Thankfully, that day in 2001 was the last straw for NASCAR. Thankfully, The Intimidator’s death forced the governing body to finally implement a long-overdue safety makeover of its race cars. And thankfully, no one has died in one of NASCAR’s three national touring series since that day.
But because of that, we went and got spoiled, didn’t we? Since 2001, we have watched many crashes that looked much worse than the ones that killed all of those racers back in the day. Yet nearly every one of those competitors has walked away. So much so that columns have been written and debates have been broadcast on the topic, “Has NASCAR become too safe?”
On Monday night, Newman didn’t walk away. He was cut out of his car and hauled away, driven in an ambulance down the same frontstretch where he had just wrecked and taken to the same nearby hospital where many of his Daytona predecessors exhaled their last earthly breaths. Nothing felt safe about it.
Denny Hamlin and Joe Gibbs explain the timeline of events at the end of the Daytona 500 and apologize for celebrating but admit they did not know the severity of Ryan Newman’s crash.
There will always be those who argue that danger is the most important aspect of the sport. They’re the ones who like to point to the on-the-track sacrifices of Fireball Roberts, Joe Weatherly, Ayrton Senna and the countless rosters of the deceased from Daytona and Indianapolis. Those are the folks who love to quote Hemingway: “There are only three sports: bullfighting, motor racing and mountaineering; all the rest are merely games.”
But give me A.J. Foyt, Mario Andretti, Richard Petty and the like. To quote another pretty good writer, Bruce Springsteen: “Personally, I like my gods old and grizzled and here … the exit in a blaze of glory is bulls—.”
An hour after being in Victory Lane with Gibbs and Hamlin, I was standing with a pack of other reporters outside Halifax Medical Center, a place that I used to frequent during those early-career darkest days of death but that I hadn’t visited in a long, long time.

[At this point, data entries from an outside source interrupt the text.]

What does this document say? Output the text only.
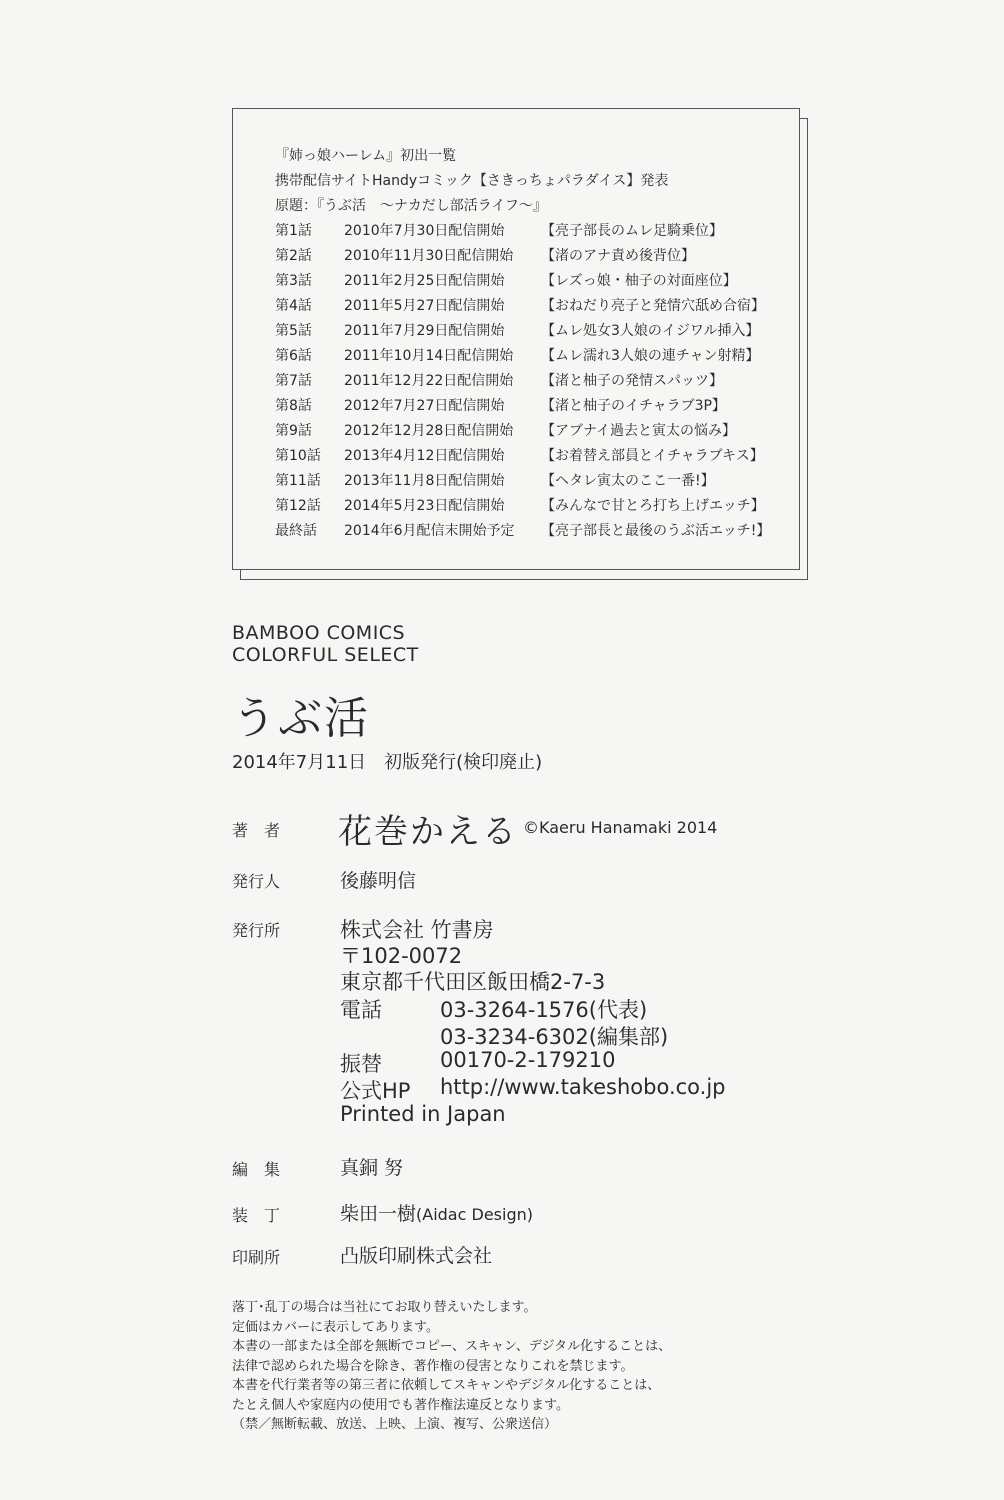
『姉っ娘ハーレム』初出一覧
携帯配信サイトHandyコミック【さきっちょパラダイス】発表
原題：『うぶ活　〜ナカだし部活ライフ〜』
第1話 2010年7月30日配信開始	【亮子部長のムレ足騎乗位】
第2話 2010年11月30日配信開始 【渚のアナ責め後背位】
第3話 2011年2月25日配信開始	【レズっ娘・柚子の対面座位】
第4話 2011年5月27日配信開始	【おねだり亮子と発情穴舐め合宿】
第5話 2011年7月29日配信開始	【ムレ処女3人娘のイジワル挿入】
第6話 2011年10月14日配信開始 【ムレ濡れ3人娘の連チャン射精】
第7話 2011年12月22日配信開始 【渚と柚子の発情スパッツ】
第8話 2012年7月27日配信開始	【渚と柚子のイチャラブ3P】
第9話 2012年12月28日配信開始 【アブナイ過去と寅太の悩み】
第10話 2013年4月12日配信開始	【お着替え部員とイチャラブキス】
第11話 2013年11月8日配信開始	【ヘタレ寅太のここ一番!】
第12話 2014年5月23日配信開始	【みんなで甘とろ打ち上げエッチ】
最終話 2014年6月配信末開始予定 【亮子部長と最後のうぶ活エッチ!】
BAMBOO COMICS
COLORFUL SELECT
うぶ活
2014年7月11日　初版発行(検印廃止)
著　者 花巻かえる ©Kaeru Hanamaki 2014
発行人	後藤明信
発行所	株式会社 竹書房
〒102-0072
東京都千代田区飯田橋2-7-3
電話	03-3264-1576(代表)
03-3234-6302(編集部)
振替	00170-2-179210
公式HP http://www.takeshobo.co.jp
Printed in Japan
編　集	真銅 努
装　丁	柴田一樹(Aidac Design)
印刷所	凸版印刷株式会社
落丁･乱丁の場合は当社にてお取り替えいたします。
定価はカバーに表示してあります。
本書の一部または全部を無断でコピー、スキャン、デジタル化することは、
法律で認められた場合を除き、著作権の侵害となりこれを禁じます。
本書を代行業者等の第三者に依頼してスキャンやデジタル化することは、
たとえ個人や家庭内の使用でも著作権法違反となります。
（禁／無断転載、放送、上映、上演、複写、公衆送信）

Several NASCAR fans were hanging about, waiting with the media corps as we all waited on an official update. When it came — “Ryan Newman … serious condition … but non-life-threatening injuries” — some of those fans let out a cheer. Most of my fellow veteran reporters hopped back into their cars to go back to the racetrack.
Was the feeling that came with that announcement relief? Sure. But really, it felt more like a bullet dodged. A reminder that in this sport, the specter of death never fully goes away even when we are afforded the luxury of forgetting about it. Even when we are lulled to sleep about the dangers, when we become safety-spoiled.
One young reporter hid behind a news van, burning a cigarette as her hands shook. “You ever had to deal with this before?”
I told her: All the time, but not in a long time.
“I can’t look at that crash anymore. I really thought Newman was dead. Did you?”
I did. We all did. For one night, that old Daytona feeling came back, for the first time in a long time. I hadn’t missed it.